¿Cómo se define un buen jefe? He ahí el dilema. ¿Es el que te consiente, el que te trata como si fueras invisible, el que te oprime, el que te lo perdona todo, el que te educa?
En mi libro es como los buenos profesores: enseña bien, te da herramientas y te exige que produzcas tanto como él te ha entregado, que generalmente es mucho.Tener un buen jefe debería ser el sueño de todo joven profesional. Nada se compara con aprender a hacer las cosas bien y temprano en la vida. Aunque pases muchas horas con ganas de llorar.
Yo fui muy afortunada en ese sentido pues, muy joven, mi papá me empujó a entrar en el mundo laboral para que llenara las horas que me quedaban disponibles al terminar las clases en la universidad.

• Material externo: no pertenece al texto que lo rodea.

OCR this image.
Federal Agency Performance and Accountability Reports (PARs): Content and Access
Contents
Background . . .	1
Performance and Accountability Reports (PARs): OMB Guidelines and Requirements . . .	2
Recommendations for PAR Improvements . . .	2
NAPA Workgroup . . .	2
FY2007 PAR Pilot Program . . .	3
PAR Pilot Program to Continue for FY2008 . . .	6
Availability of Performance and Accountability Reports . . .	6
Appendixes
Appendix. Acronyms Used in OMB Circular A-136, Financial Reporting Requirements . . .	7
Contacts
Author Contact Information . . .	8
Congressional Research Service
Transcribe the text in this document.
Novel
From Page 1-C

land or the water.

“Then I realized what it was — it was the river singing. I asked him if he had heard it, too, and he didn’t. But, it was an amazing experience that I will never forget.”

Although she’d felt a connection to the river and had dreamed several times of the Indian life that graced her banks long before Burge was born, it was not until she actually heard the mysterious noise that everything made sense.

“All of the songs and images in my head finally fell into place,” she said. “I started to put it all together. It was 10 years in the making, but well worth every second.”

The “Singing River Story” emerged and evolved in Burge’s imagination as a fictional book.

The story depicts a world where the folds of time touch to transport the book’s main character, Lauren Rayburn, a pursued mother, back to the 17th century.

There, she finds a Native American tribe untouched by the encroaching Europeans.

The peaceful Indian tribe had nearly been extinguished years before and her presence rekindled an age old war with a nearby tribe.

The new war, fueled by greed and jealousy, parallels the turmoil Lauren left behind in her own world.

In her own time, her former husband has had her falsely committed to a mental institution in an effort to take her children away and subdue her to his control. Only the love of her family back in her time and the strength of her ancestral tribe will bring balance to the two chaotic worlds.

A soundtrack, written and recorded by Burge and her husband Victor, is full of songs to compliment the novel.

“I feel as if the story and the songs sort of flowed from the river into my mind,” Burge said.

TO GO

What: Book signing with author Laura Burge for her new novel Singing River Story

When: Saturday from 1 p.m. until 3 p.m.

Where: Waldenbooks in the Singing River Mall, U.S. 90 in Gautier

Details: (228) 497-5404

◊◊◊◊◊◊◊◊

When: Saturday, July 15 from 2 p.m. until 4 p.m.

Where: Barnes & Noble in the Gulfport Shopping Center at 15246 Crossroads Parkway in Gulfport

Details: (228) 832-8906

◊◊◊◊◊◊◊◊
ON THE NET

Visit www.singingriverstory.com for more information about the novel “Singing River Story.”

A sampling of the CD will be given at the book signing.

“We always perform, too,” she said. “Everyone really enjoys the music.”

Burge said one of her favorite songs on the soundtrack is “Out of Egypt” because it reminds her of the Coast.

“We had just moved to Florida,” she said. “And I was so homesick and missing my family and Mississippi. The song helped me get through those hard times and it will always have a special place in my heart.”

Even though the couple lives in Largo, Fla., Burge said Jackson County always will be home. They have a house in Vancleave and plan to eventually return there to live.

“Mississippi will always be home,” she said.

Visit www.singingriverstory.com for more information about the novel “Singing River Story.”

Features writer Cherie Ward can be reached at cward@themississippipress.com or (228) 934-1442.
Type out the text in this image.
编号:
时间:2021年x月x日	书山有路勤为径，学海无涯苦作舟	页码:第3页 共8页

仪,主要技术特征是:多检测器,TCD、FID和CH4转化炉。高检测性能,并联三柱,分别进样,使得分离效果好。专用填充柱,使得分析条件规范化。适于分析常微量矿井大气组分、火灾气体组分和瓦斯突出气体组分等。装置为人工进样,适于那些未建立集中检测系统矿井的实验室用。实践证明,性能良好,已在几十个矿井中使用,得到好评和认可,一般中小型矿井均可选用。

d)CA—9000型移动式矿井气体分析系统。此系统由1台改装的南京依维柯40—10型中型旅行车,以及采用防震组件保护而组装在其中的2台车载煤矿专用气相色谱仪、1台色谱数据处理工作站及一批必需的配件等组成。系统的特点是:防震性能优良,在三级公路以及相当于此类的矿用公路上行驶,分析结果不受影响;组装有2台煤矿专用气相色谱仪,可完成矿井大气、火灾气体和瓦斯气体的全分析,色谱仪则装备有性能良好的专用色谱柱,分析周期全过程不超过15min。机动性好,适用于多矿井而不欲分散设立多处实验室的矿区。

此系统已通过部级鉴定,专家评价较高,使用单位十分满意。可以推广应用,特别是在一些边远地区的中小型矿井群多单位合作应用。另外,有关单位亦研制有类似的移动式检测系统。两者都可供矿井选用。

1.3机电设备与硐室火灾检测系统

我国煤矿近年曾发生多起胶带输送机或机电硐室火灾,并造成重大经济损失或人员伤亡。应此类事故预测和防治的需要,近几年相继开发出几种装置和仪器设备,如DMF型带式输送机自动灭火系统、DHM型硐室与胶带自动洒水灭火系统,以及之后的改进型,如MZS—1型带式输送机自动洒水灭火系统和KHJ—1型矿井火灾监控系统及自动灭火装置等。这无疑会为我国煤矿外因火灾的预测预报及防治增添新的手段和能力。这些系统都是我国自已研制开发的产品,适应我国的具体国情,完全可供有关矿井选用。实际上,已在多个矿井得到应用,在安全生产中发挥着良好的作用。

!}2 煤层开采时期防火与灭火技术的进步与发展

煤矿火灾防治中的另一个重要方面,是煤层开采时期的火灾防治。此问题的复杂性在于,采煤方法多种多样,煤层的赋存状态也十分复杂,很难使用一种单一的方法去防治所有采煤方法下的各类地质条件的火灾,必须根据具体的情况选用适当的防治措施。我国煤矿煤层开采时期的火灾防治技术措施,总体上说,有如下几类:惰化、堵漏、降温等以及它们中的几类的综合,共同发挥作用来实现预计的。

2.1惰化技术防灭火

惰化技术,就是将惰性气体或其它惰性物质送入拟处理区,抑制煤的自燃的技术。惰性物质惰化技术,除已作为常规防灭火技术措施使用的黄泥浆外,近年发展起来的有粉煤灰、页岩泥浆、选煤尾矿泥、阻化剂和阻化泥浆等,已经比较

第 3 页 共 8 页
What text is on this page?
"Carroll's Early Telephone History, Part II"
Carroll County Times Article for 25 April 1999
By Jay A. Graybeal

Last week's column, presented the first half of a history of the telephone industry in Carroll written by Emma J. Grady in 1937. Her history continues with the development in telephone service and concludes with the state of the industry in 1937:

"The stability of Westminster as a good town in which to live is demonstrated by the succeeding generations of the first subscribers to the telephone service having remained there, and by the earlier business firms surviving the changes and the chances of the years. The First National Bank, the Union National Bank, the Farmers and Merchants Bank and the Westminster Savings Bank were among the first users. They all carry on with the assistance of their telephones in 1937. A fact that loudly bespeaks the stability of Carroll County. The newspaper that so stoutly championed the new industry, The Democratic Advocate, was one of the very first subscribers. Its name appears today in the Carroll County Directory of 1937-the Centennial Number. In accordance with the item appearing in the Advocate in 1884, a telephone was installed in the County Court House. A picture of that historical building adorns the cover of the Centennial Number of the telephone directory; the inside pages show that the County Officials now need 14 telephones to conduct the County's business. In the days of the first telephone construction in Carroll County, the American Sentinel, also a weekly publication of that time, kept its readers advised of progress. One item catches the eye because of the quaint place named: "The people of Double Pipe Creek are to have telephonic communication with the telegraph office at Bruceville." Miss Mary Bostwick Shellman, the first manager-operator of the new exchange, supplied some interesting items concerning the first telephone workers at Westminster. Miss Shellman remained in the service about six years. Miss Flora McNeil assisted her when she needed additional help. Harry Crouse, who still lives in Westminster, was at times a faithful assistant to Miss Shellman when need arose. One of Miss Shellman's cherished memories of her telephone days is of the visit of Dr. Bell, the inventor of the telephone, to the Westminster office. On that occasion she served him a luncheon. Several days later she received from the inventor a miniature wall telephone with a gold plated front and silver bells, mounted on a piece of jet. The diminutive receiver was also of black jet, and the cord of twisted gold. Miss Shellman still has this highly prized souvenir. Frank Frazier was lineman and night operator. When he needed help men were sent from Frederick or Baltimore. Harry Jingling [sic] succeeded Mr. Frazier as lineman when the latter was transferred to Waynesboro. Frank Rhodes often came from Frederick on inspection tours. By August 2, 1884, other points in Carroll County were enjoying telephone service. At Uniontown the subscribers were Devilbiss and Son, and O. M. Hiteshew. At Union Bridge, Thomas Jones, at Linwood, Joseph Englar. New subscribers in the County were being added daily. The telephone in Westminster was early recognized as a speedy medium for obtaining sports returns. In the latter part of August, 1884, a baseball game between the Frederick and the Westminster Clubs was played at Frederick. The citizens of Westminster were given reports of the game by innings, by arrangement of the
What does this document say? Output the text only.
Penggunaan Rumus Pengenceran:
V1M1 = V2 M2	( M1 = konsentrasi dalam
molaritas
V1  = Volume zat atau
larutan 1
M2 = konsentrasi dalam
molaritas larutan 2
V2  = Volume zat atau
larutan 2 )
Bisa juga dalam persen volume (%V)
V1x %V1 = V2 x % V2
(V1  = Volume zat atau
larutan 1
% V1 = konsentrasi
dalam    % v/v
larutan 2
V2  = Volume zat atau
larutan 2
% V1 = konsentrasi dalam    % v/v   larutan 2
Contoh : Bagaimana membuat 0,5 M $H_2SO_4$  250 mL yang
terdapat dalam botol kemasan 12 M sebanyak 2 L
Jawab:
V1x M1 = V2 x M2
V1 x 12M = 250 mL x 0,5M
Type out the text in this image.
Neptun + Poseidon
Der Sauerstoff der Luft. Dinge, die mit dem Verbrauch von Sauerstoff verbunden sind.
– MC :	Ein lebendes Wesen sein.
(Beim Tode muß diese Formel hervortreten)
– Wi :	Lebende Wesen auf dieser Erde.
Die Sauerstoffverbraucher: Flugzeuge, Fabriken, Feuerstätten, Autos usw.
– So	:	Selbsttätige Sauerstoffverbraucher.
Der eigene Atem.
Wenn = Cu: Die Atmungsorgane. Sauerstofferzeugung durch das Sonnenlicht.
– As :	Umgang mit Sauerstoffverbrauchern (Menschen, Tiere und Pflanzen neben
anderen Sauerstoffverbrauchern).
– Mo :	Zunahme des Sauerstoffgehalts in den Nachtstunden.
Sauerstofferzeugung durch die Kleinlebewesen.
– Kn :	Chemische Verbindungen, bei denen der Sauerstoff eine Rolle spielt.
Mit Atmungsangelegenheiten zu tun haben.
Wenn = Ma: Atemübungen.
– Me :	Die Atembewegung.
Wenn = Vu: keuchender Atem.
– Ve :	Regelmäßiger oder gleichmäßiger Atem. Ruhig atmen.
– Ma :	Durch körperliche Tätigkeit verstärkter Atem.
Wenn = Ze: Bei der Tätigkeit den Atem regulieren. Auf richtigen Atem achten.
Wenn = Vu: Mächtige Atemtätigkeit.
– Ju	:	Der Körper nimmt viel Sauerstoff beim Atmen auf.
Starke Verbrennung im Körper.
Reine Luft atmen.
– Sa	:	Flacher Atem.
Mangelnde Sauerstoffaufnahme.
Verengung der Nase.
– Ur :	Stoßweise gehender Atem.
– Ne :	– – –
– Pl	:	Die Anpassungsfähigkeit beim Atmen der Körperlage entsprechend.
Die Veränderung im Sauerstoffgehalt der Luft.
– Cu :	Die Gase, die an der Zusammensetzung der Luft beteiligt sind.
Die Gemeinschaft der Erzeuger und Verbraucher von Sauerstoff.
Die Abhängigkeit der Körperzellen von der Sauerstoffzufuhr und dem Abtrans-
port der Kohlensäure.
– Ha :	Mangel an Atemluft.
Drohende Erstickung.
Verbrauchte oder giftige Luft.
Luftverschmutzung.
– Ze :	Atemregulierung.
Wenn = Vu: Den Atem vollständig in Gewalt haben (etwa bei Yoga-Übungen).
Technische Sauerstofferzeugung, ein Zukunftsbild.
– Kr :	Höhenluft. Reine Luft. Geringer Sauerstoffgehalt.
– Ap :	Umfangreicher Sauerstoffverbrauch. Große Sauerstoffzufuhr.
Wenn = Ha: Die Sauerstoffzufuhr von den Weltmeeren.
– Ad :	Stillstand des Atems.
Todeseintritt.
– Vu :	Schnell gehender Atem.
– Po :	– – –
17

Yo no estaba muy segura, pero en los años setenta si tu padre daba una “orden” uno la cumplía. Y fue así como un lunes cualquiera amanecí sentada frente a un escritorio en un banco. Estaba aterrada, pero dispuesta a aprender lo que me quisieran enseñar. Y mi jefa, que era una mujer con muchas ansias de superación, estaba lista para compartir conmigo todos sus conocimientos.
Algún día le pregunté por qué delegaba en mí muchas de sus funciones importantes y delicadas y me contestó: “muy sencillo, yo no quiero hacer esto para el resto de mi vida. Quiero aprender y asumir mayores retos y en la medida que tú te ocupes de lo que yo hago eficientemente, así podré yo tener tiempo y energías para perseguir ese sueño”.
Fue probablemente la lección más importante que me heredó en los años que fui su subalterna. Si uno quiere ascender en el mundo profesional tiene que dejar de lado el temor a la competencia, las envidias y el ego. Son malos consejeros.
Ella era exigente y sus superiores más todavía, así es que cada trabajo que uno entregaba debía estar “perfecto”. Y en aquellos años, en que nuestras herramientas de trabajo eran la máquina de escribir y la sumadora, producir una carta con cuatro copias a carbón o un informe para la casa matriz con iguales características, sin error visible alguno, podía compararse con subir el Everest. Por lo menos para mí que nunca me he destacado como mecanógrafa.
Pero era lo que había que hacer y se hacía. Han transcurrido más de 40 años desde aquel lunes, pero no pasa uno sin que yo recuerde y agradezca aquellas lecciones. Los días eran largos porque yo era lenta (chambona realmente), pero la jefa me tenía paciencia porque sabía que no me importaba sacrificar horas de almuerzo, o que nuestra oficina tuviera las luces encendidas hasta que el sol se fuera a dormir, con tal de entregar un trabajo a la altura de sus expectativas.
Otra de sus grandes virtudes, que más adelante encontré en otras personas que dirigieron mi trabajo, era que me explicaba, muy claramente y en detalle, exactamente lo que quería y para cuándo lo quería.
Me mal acostumbré y cuando tuve jefes malísimos que nunca lograban comunicar cómo querían las asignaciones que me entregaban, aprecié aun más esta cualidad.
Hace más de veinte años que el único subalterno que tengo soy yo misma y me pregunto si seré una buena jefa.